PricewaterhouseCoopers recently released an interesting reflection1 on this topic, in which the concepts of connected and shared mobility were combined. This led to the suggestion that, in the post-COVID era, the S in CASE mobility would evolve from “Shared” to “Smart.” This development refers to the enormous range of possibilities offered by vehicle connectivity that would mean the vehicle itself is shared rather than the particular journey, taking into account each person’s needs at any given time, their journeys and destinations, etc. It’s about taking a smart approach to mobility.

  1. Digital Auto Report 2020. Navigating through a post-pandemic world. PricewaterhouseCoopers. 2020. https://www.strategyand.pwc.com/gx/en/insights/2020/digital-auto-report.html

Connectivity paves the way for personalized “public” transport — vehicles for individual hire by the minute, hour, day, week and so on. Users are registered and removed as they activate each means of transport by using it, and then deactivate and leave it for another person to use. Artificial intelligence can be used to get advance information about who is going to use a certain car/motorbike/scooter at the start of the day, where they are going to end their journey—leaving the vehicle for the next user—and so on, throughout the day. This generates an economy of scale, as each vehicle is used by a greater number of people per day. In this way, the mode of transport is shared, rather than the journey.
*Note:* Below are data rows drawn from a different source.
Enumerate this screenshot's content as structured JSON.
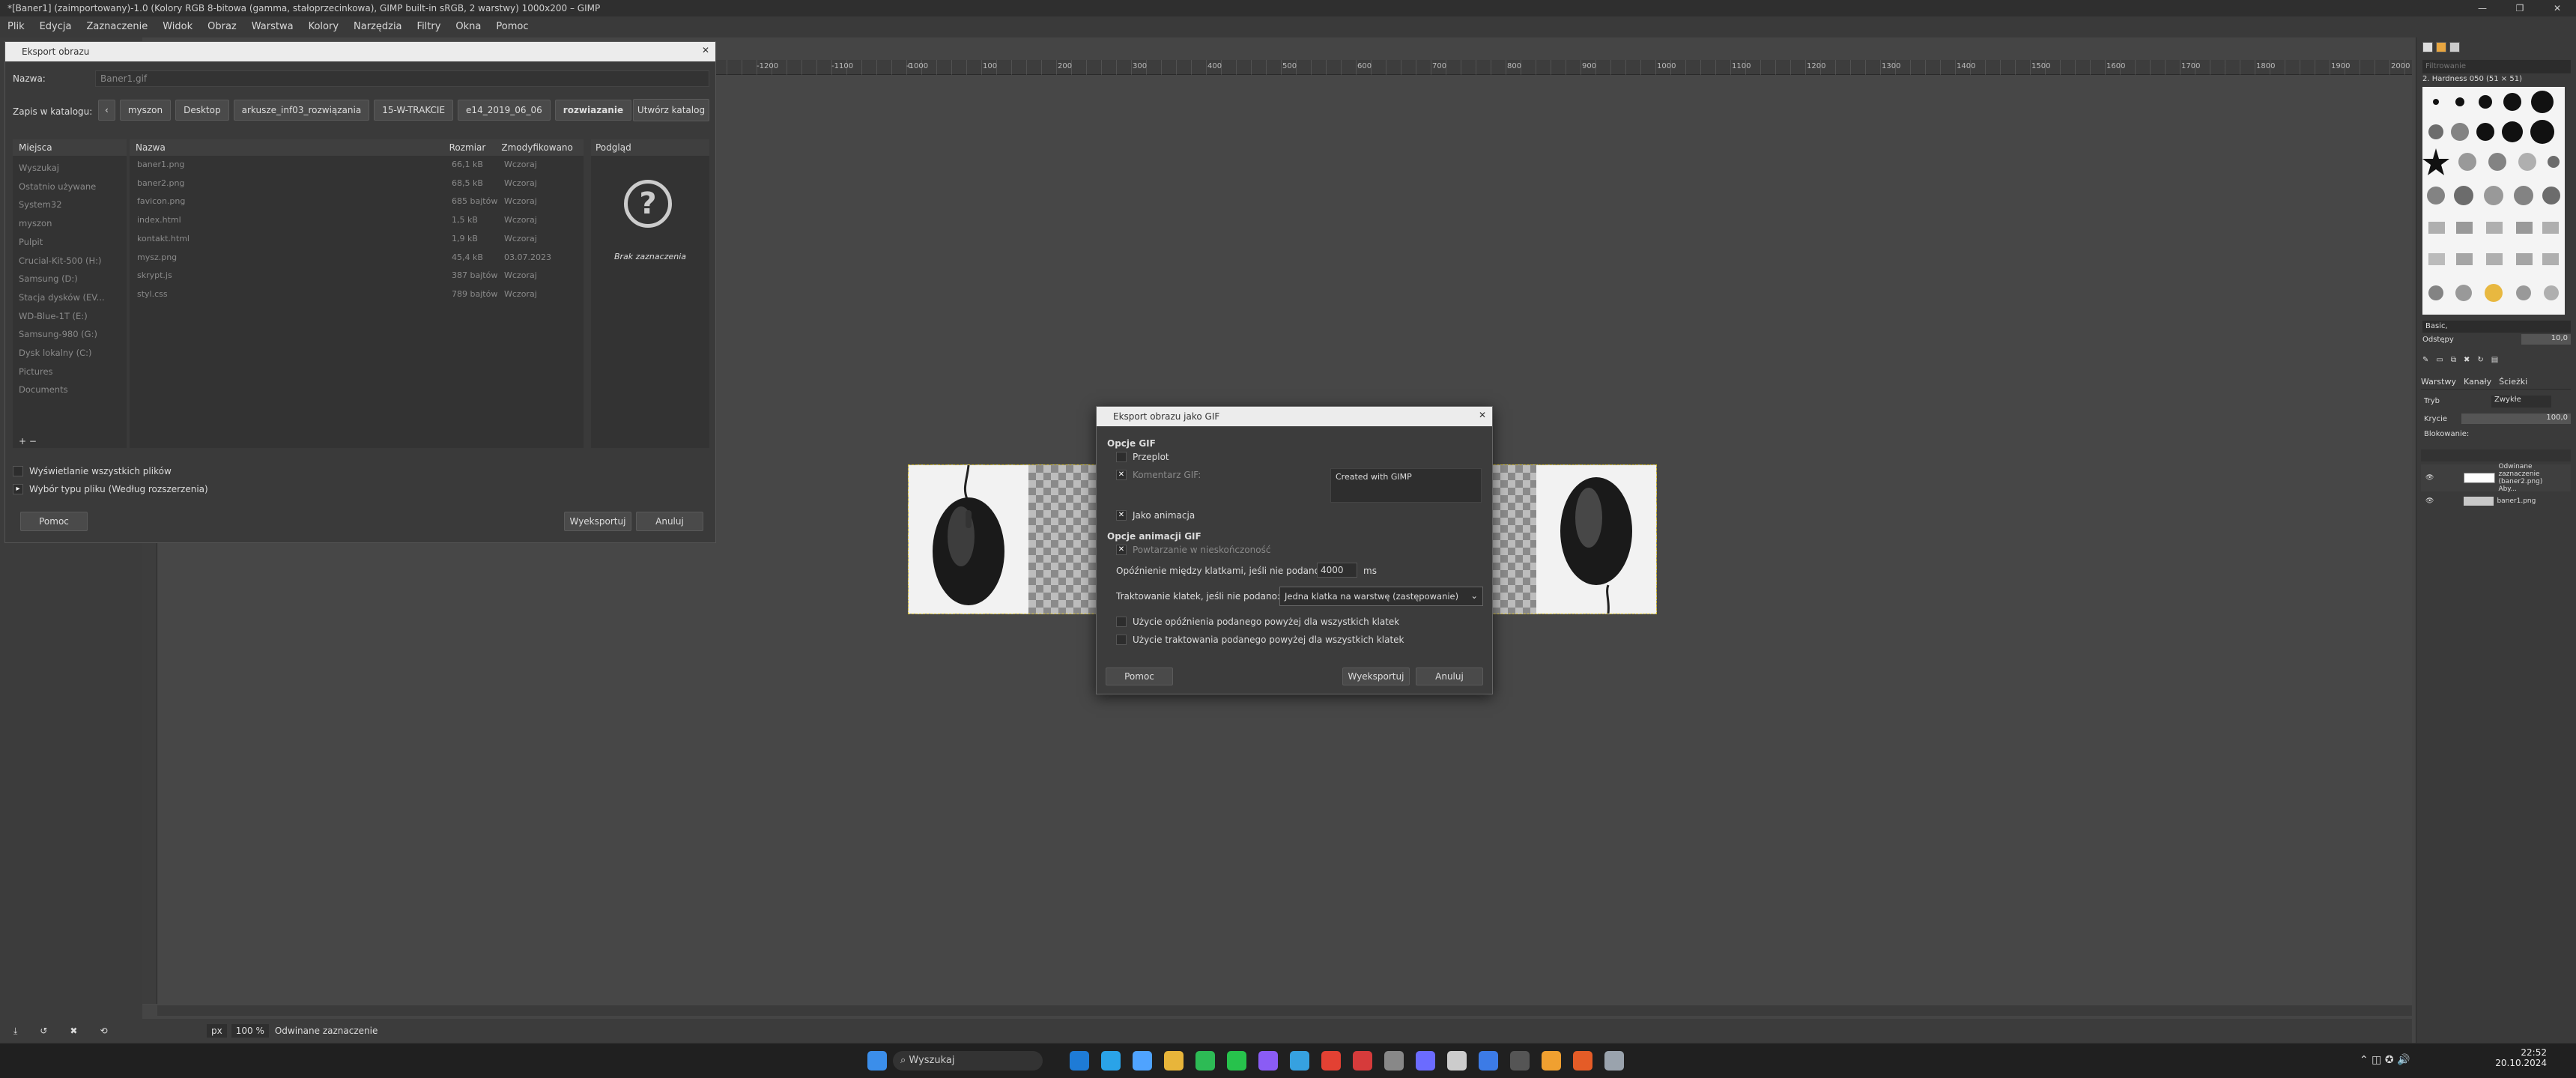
{
  "window": {
    "title": "*[Baner1] (zaimportowany)-1.0 (Kolory RGB 8-bitowa (gamma, stałoprzecinkowa), GIMP built-in sRGB, 2 warstwy) 1000x200 – GIMP",
    "controls": [
      "—",
      "❐",
      "✕"
    ]
  },
  "menu": [
    "Plik",
    "Edycja",
    "Zaznaczenie",
    "Widok",
    "Obraz",
    "Warstwa",
    "Kolory",
    "Narzędzia",
    "Filtry",
    "Okna",
    "Pomoc"
  ],
  "ruler": {
    "h_ticks": [
      "-1200",
      "-1100",
      "-1000",
      "0",
      "100",
      "200",
      "300",
      "400",
      "500",
      "600",
      "700",
      "800",
      "900",
      "1000",
      "1100",
      "1200",
      "1300",
      "1400",
      "1500",
      "1600",
      "1700",
      "1800",
      "1900",
      "2000"
    ]
  },
  "status": {
    "unit": "px",
    "zoom": "100 %",
    "text": "Odwinane zaznaczenie"
  },
  "export_dialog": {
    "title": "Eksport obrazu",
    "name_label": "Nazwa:",
    "name_value": "Baner1.gif",
    "folder_label": "Zapis w katalogu:",
    "breadcrumbs": [
      "myszon",
      "Desktop",
      "arkusze_inf03_rozwiązania",
      "15-W-TRAKCIE",
      "e14_2019_06_06",
      "rozwiazanie"
    ],
    "create_folder": "Utwórz katalog",
    "places_header": "Miejsca",
    "places": [
      "Wyszukaj",
      "Ostatnio używane",
      "System32",
      "myszon",
      "Pulpit",
      "Crucial-Kit-500 (H:)",
      "Samsung (D:)",
      "Stacja dysków (EV...",
      "WD-Blue-1T (E:)",
      "Samsung-980 (G:)",
      "Dysk lokalny (C:)",
      "Pictures",
      "Documents"
    ],
    "columns": {
      "name": "Nazwa",
      "size": "Rozmiar",
      "modified": "Zmodyfikowano"
    },
    "files": [
      {
        "name": "baner1.png",
        "size": "66,1 kB",
        "modified": "Wczoraj"
      },
      {
        "name": "baner2.png",
        "size": "68,5 kB",
        "modified": "Wczoraj"
      },
      {
        "name": "favicon.png",
        "size": "685 bajtów",
        "modified": "Wczoraj"
      },
      {
        "name": "index.html",
        "size": "1,5 kB",
        "modified": "Wczoraj"
      },
      {
        "name": "kontakt.html",
        "size": "1,9 kB",
        "modified": "Wczoraj"
      },
      {
        "name": "mysz.png",
        "size": "45,4 kB",
        "modified": "03.07.2023"
      },
      {
        "name": "skrypt.js",
        "size": "387 bajtów",
        "modified": "Wczoraj"
      },
      {
        "name": "styl.css",
        "size": "789 bajtów",
        "modified": "Wczoraj"
      }
    ],
    "preview_header": "Podgląd",
    "preview_empty": "Brak zaznaczenia",
    "show_all": "Wyświetlanie wszystkich plików",
    "file_type": "Wybór typu pliku (Według rozszerzenia)",
    "help": "Pomoc",
    "export": "Wyeksportuj",
    "cancel": "Anuluj"
  },
  "gif_dialog": {
    "title": "Eksport obrazu jako GIF",
    "section1": "Opcje GIF",
    "interlace": "Przeplot",
    "comment_label": "Komentarz GIF:",
    "comment_value": "Created with GIMP",
    "as_animation": "Jako animacja",
    "section2": "Opcje animacji GIF",
    "loop_forever": "Powtarzanie w nieskończoność",
    "delay_label": "Opóźnienie między klatkami, jeśli nie podano:",
    "delay_value": "4000",
    "delay_unit": "ms",
    "disposal_label": "Traktowanie klatek, jeśli nie podano:",
    "disposal_value": "Jedna klatka na warstwę (zastępowanie)",
    "use_delay_all": "Użycie opóźnienia podanego powyżej dla wszystkich klatek",
    "use_disposal_all": "Użycie traktowania podanego powyżej dla wszystkich klatek",
    "help": "Pomoc",
    "export": "Wyeksportuj",
    "cancel": "Anuluj"
  },
  "right_dock": {
    "filter_placeholder": "Filtrowanie",
    "brush_name": "2. Hardness 050 (51 × 51)",
    "brush_preset": "Basic,",
    "spacing_label": "Odstępy",
    "spacing_value": "10,0",
    "tabs": [
      "Warstwy",
      "Kanały",
      "Ścieżki"
    ],
    "mode_label": "Tryb",
    "mode_value": "Zwykłe",
    "opacity_label": "Krycie",
    "opacity_value": "100,0",
    "lock_label": "Blokowanie:",
    "layers": [
      "Odwinane zaznaczenie (baner2.png) Aby...",
      "baner1.png"
    ]
  },
  "taskbar": {
    "search_placeholder": "Wyszukaj",
    "time": "22:52",
    "date": "20.10.2024",
    "app_colors": [
      "#1e7bd6",
      "#2aa3e8",
      "#4fa3ff",
      "#e8b53a",
      "#2dbb55",
      "#27c24c",
      "#8a5cf5",
      "#36a1e0",
      "#e34133",
      "#d63b3b",
      "#888888",
      "#6b6bff",
      "#cccccc",
      "#3c7be6",
      "#555555",
      "#f0a030",
      "#e55c27",
      "#9aa3ad"
    ]
  }
}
Finally, the improved air quality seen in urban areas during periods of lockdown throughout the pandemic has made us more aware of the positive impact of reducing the number of cars with combustion engines on our roads. Our collective view on the possibility of electric mobility improving our quality of life has changed, because now we truly believe it can do so.

At research centers, such as CESVIMAP, we are trying to make people aware that electric vehicles are not yet the cure-all that meets all our mobility needs, but are a means of reducing the emissions produced from a large number of the journeys we make every day.

In addition, the particular features of electric vehicles mean they are generally have connectivity and are easily semi-automated. This makes them ideal for shared use in a way that is augmented by collective intelligence capabilities.

As a result, we believe that one of the things that has changed most and will continue to change as a result of the pandemic is the gradual introduction of small electric vehicles in cities for our daily mobility needs.

At the time of writing, I have dinner plans tonight with another couple in the center of Madrid, on the heated terrace of a restaurant with limited capacity. We plan to travel there in a small shared car. At the end of the night, we have also planned to leave at a certain time, due to the curfew, when a vehicle for hire will pick us up and take us back home.

The pandemic will change the way we do a lot of things, but it will never overcome our need to socialize. While we will adapt to new healthcare needs, we also need our transport technology to adapt to suit our new needs in the area of mobility. Whenever there has been a business opportunity, the market has adapted to new realities. Whenever industry has adapted to new demands, profits have been generated. Whenever profits have been generated, society has kept moving forward. Our duty is to make that change “Smart,” or advantageous for society as a whole, and “Shared,” or in other words valid, accessible and beneficial to the majority of individuals.